According to most experts, business traction is evidence that somebody really wants your product. It’s business momentum, independent of whether you have a product delivered, proven the business model, or significantly penetrated the opportunity. Admittedly, it’s not as precisely defined as financial ratios, but every savvy business person recognizes traction when they see it.

While thinking about the parameters of traction, and how to measure it, I was impressed with a new book, “Scaling Lean: Mastering the Key Metrics for Startup Growth” by Ash Maurya, a serial entrepreneur, and creator of the one-page business modelling tool Lean Canvas. I like his set of action items, and have added a few of my own for measuring early traction leading to growth:

  1. Turn initial customer goals into measurable traction metrics. These need to go beyond the traditional revenue, cost, and volume metrics which may not yet have data, and can mislead you about real customer acceptance. Early examples would include website traffic, positive reactions from potential customers, and blogger support.

  2. Build outside relationships with media and analysts. It’s never too early to build relationships with industry analysts, influential bloggers and the media, and show how these have grown over time. These show real traction even before you ship a product through heightened anticipation and pre-orders. Visibility increases over time are traction.
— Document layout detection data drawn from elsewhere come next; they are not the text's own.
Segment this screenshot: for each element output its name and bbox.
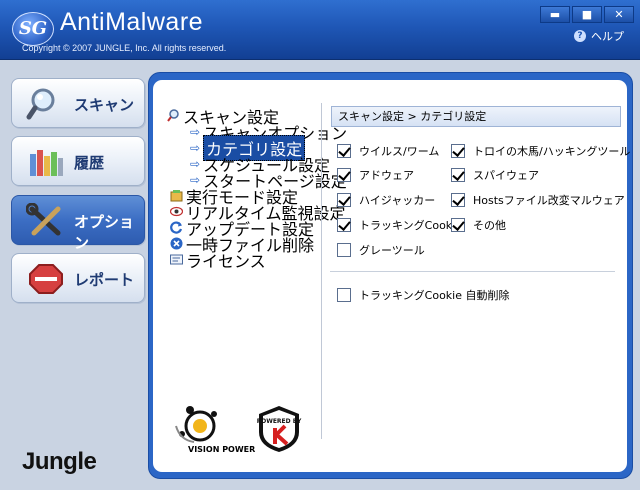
arrow-right-icon: ⇨ — [190, 156, 201, 171]
vision-power-icon — [175, 406, 217, 443]
checkbox-auto-delete-cookie[interactable]: トラッキングCookie 自動削除 — [337, 287, 510, 303]
nav-label-history: 履歴 — [74, 154, 105, 172]
help-label: ヘルプ — [591, 30, 624, 43]
tree-label: ライセンス — [186, 251, 266, 271]
vision-power-logo: VISION POWER — [170, 404, 255, 456]
section-divider — [330, 271, 615, 272]
checkbox-label: アドウェア — [359, 169, 414, 182]
eye-icon — [170, 206, 183, 217]
copyright-text: Copyright © 2007 JUNGLE, Inc. All rights… — [22, 43, 227, 53]
history-books-icon — [30, 150, 63, 176]
run-mode-icon — [170, 190, 183, 202]
checkbox-label: トラッキングCookie — [359, 219, 463, 232]
title-bar: SG AntiMalware Copyright © 2007 JUNGLE, … — [0, 0, 640, 60]
update-icon — [170, 221, 183, 234]
vision-power-text: VISION POWER — [188, 445, 256, 454]
checkbox-label: トラッキングCookie 自動削除 — [359, 289, 510, 302]
checkbox-box[interactable] — [337, 243, 351, 257]
checkbox-label: グレーツール — [359, 244, 425, 257]
help-button[interactable]: ? ヘルプ — [574, 28, 624, 44]
checkbox-hijacker[interactable]: ハイジャッカー — [337, 192, 435, 208]
app-title: AntiMalware — [60, 8, 204, 36]
checkbox-label: ハイジャッカー — [359, 194, 436, 207]
scan-settings-icon — [167, 109, 179, 122]
checkbox-virus-worm[interactable]: ウイルス/ワーム — [337, 143, 439, 159]
checkbox-label: スパイウェア — [473, 169, 539, 182]
maximize-button[interactable]: ■ — [572, 6, 602, 23]
arrow-right-icon: ⇨ — [190, 124, 201, 139]
pane-divider — [321, 103, 322, 439]
magnifier-icon — [26, 88, 55, 120]
help-icon: ? — [574, 30, 586, 42]
checkbox-box[interactable] — [337, 144, 351, 158]
app-logo: SG — [12, 12, 54, 46]
checkbox-box[interactable] — [337, 168, 351, 182]
tools-icon — [26, 203, 61, 236]
checkbox-label: トロイの木馬/ハッキングツール — [473, 145, 631, 158]
checkbox-box[interactable] — [337, 218, 351, 232]
checkbox-spyware[interactable]: スパイウェア — [451, 167, 539, 183]
arrow-right-icon: ⇨ — [190, 140, 201, 155]
checkbox-label: Hostsファイル改変マルウェア — [473, 194, 625, 207]
nav-item-report[interactable]: レポート — [11, 253, 145, 303]
checkbox-label: その他 — [473, 219, 506, 232]
checkbox-box[interactable] — [451, 193, 465, 207]
kaspersky-logo: POWERED BY — [255, 404, 303, 454]
checkbox-box[interactable] — [451, 168, 465, 182]
minimize-button[interactable]: ▬ — [540, 6, 570, 23]
checkbox-box[interactable] — [337, 193, 351, 207]
delete-icon — [170, 237, 183, 250]
nav-item-options[interactable]: オプション — [11, 195, 145, 252]
window-controls: ▬ ■ ✕ — [540, 6, 634, 23]
checkbox-grey-tool[interactable]: グレーツール — [337, 242, 425, 258]
kaspersky-text: POWERED BY — [257, 418, 302, 425]
close-button[interactable]: ✕ — [604, 6, 634, 23]
nav-label-report: レポート — [74, 271, 135, 289]
checkbox-box[interactable] — [451, 218, 465, 232]
checkbox-other[interactable]: その他 — [451, 217, 506, 233]
nav-label-options: オプション — [74, 213, 135, 252]
checkbox-trojan-hacktool[interactable]: トロイの木馬/ハッキングツール — [451, 143, 630, 159]
nav-item-scan[interactable]: スキャン — [11, 78, 145, 128]
license-icon — [170, 254, 183, 265]
checkbox-label: ウイルス/ワーム — [359, 145, 440, 158]
jungle-logo: Jungle — [22, 448, 97, 475]
checkbox-adware[interactable]: アドウェア — [337, 167, 414, 183]
checkbox-hosts-malware[interactable]: Hostsファイル改変マルウェア — [451, 192, 625, 208]
nav-label-scan: スキャン — [74, 96, 135, 114]
checkbox-box[interactable] — [337, 288, 351, 302]
breadcrumb: スキャン設定 > カテゴリ設定 — [331, 106, 621, 127]
stop-sign-icon — [29, 264, 63, 294]
kaspersky-shield-icon: POWERED BY — [257, 406, 302, 452]
checkbox-tracking-cookie[interactable]: トラッキングCookie — [337, 217, 462, 233]
tree-item-license[interactable]: ライセンス — [170, 252, 266, 271]
nav-item-history[interactable]: 履歴 — [11, 136, 145, 186]
checkbox-box[interactable] — [451, 144, 465, 158]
  3. Build an inside advisory board of influencers and experts. Customers and investors alike measure traction by your formal advisors. If Bill Gates has agreed to be on the board of your software startup, that’s major traction, even with no paying customers. In addition, advisors of this caliber will accelerate growth by experience and connections.

  4. Validate every key element of your business model. Use experiments to test every element of your business model – cost, price, marketing, sales channel, customer acquisition cost, lead conversion rate, and lifetime value. Traction is the measure of how many of these have been validated, and their projection to your business valuation.

  5. Show increasing acceptance by major consumer outlets. Traction starts with calls returned, positive expressions of interest, signed letters of intent, and contracts in place. Each of these should be measured and celebrated internally, as well as communicated to investors and other constituents. Continued activity drives momentum and growth.

  6. Benchmark your business progress as a customer factory. The job of every startup is to make customers. Like a factory, it starts with attracting potential customers, creating delivering, and capturing value from these customers, to creating happy customers out the door. These customers bring in many new ones as traction and growth multipliers.

  7. Define known growth constraints and breakthroughs. Growth constraints would include staffing shortages, funding needs, quality problems, and sales coverage. Traction is the removal of a constraint, and the identification of the next bottleneck. A useful traction metric is how many constraints have been removed, with resolution times.

  8. Show evidence of growing and unsatisfied customer demand. If you have orders in hand from recent trade shows that you can’t satisfy without funding, that’s traction that will appeal to any investor. If the rate of order arrival has doubled over the past month, that shows traction, momentum, and growth. Use these metrics rather than hide them.

Don’t wait to be surprised too late by conventional revenue metrics indicating passion has masked a lack of early traction. Define realistic traction metrics to validate your business goals and funding needs.

Talking longer and louder to me as an investor or advisor won’t convince me you have more traction, and it won’t add anything to your bottom line. Traction and growth are not about emotion.